Jerry Lamb and I took my two boys and his two boys up to see the train museum back in the late 1980s. I think Josh was 3 and a half. On the trip up, he decided to impress his friend Keven -- same age -- by tossing out a window his copy of The Little Engine That Could.

Our plan was to find a motel close by the Museum. No luck. There was some sort of religious retreat in the area and every room was taken. We did find a Marriott with an ambulance and some cop cars lighting up the parking lot. We asked at the desk if they had any rooms. The fellow at the desk archly replied. "We do now, would you mind waiting a bit."

That was too creepy. We finally found a place all the way back in York. We got two little rooms in a lenolium floored ash trey, each with a single small bed. I slept on the floor and spent the next day pretty stiff.

I was hugely impressed with the great steam engines. I had not realized that you couldn't gang up more than one steam engine. If you needed to haul a big load over a mountain, you needed an engine the size of a 747.

A locomotive is built on a framework of steel that is cast as a single piece, rather than assembled from beams welded together. It took a large foundry to cast a 50 foot long, ten ton engine block in a single pour.

When I took a casting course at Glen Echo, I heard about a foundry that had set up for a pour. They had three cauldrons of molten steel, the two largest were big enough to fill the mold with a few tons to spare. You need the extra steel if some of the mold breaks loose. An extra ton or so can bleed out, forming an extra wing or foot. After they wait a few weeks for the steel to cool down, they cut off the extra extra steel. However, if the block is incomplete, then the casting is ruined.

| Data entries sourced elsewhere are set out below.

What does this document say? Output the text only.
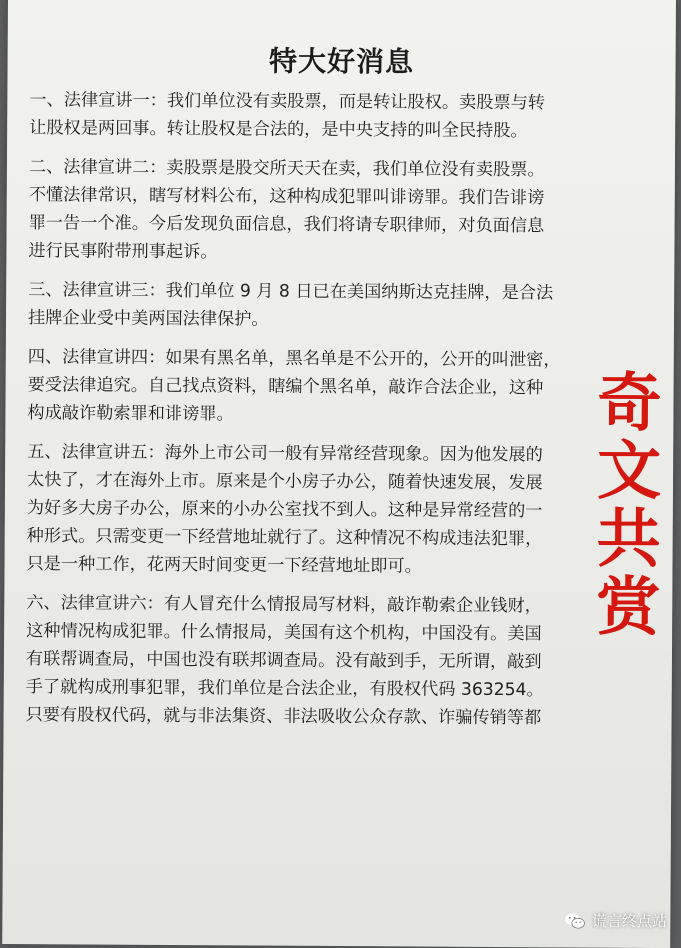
特大好消息
一、法律宣讲一：我们单位没有卖股票，而是转让股权。卖股票与转
让股权是两回事。转让股权是合法的，是中央支持的叫全民持股。
二、法律宣讲二：卖股票是股交所天天在卖，我们单位没有卖股票。
不懂法律常识，瞎写材料公布，这种构成犯罪叫诽谤罪。我们告诽谤
罪一告一个准。今后发现负面信息，我们将请专职律师，对负面信息
进行民事附带刑事起诉。
三、法律宣讲三：我们单位 9 月 8 日已在美国纳斯达克挂牌，是合法
挂牌企业受中美两国法律保护。
四、法律宣讲四：如果有黑名单，黑名单是不公开的，公开的叫泄密，
要受法律追究。自己找点资料，瞎编个黑名单，敲诈合法企业，这种
构成敲诈勒索罪和诽谤罪。
五、法律宣讲五：海外上市公司一般有异常经营现象。因为他发展的
太快了，才在海外上市。原来是个小房子办公，随着快速发展，发展
为好多大房子办公，原来的小办公室找不到人。这种是异常经营的一
种形式。只需变更一下经营地址就行了。这种情况不构成违法犯罪，
只是一种工作，花两天时间变更一下经营地址即可。
六、法律宣讲六：有人冒充什么情报局写材料，敲诈勒索企业钱财，
这种情况构成犯罪。什么情报局，美国有这个机构，中国没有。美国
有联帮调查局，中国也没有联邦调查局。没有敲到手，无所谓，敲到
手了就构成刑事犯罪，我们单位是合法企业，有股权代码 363254。
只要有股权代码，就与非法集资、非法吸收公众存款、诈骗传销等都
奇
文
共
赏
谎言终点站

In this particular pour, huge clouds of steam flew out of the mold, but the steel didn't puddle to the top of the mold. They ended up pouring all three cauldrons. They waited the several weeks. Then they opened up the mold and found nothing but a hole in the floor. The foundry was over an underground stream, one that now holds a 15 ton slug of steel. Must have been fun to watch them pull apart the mold.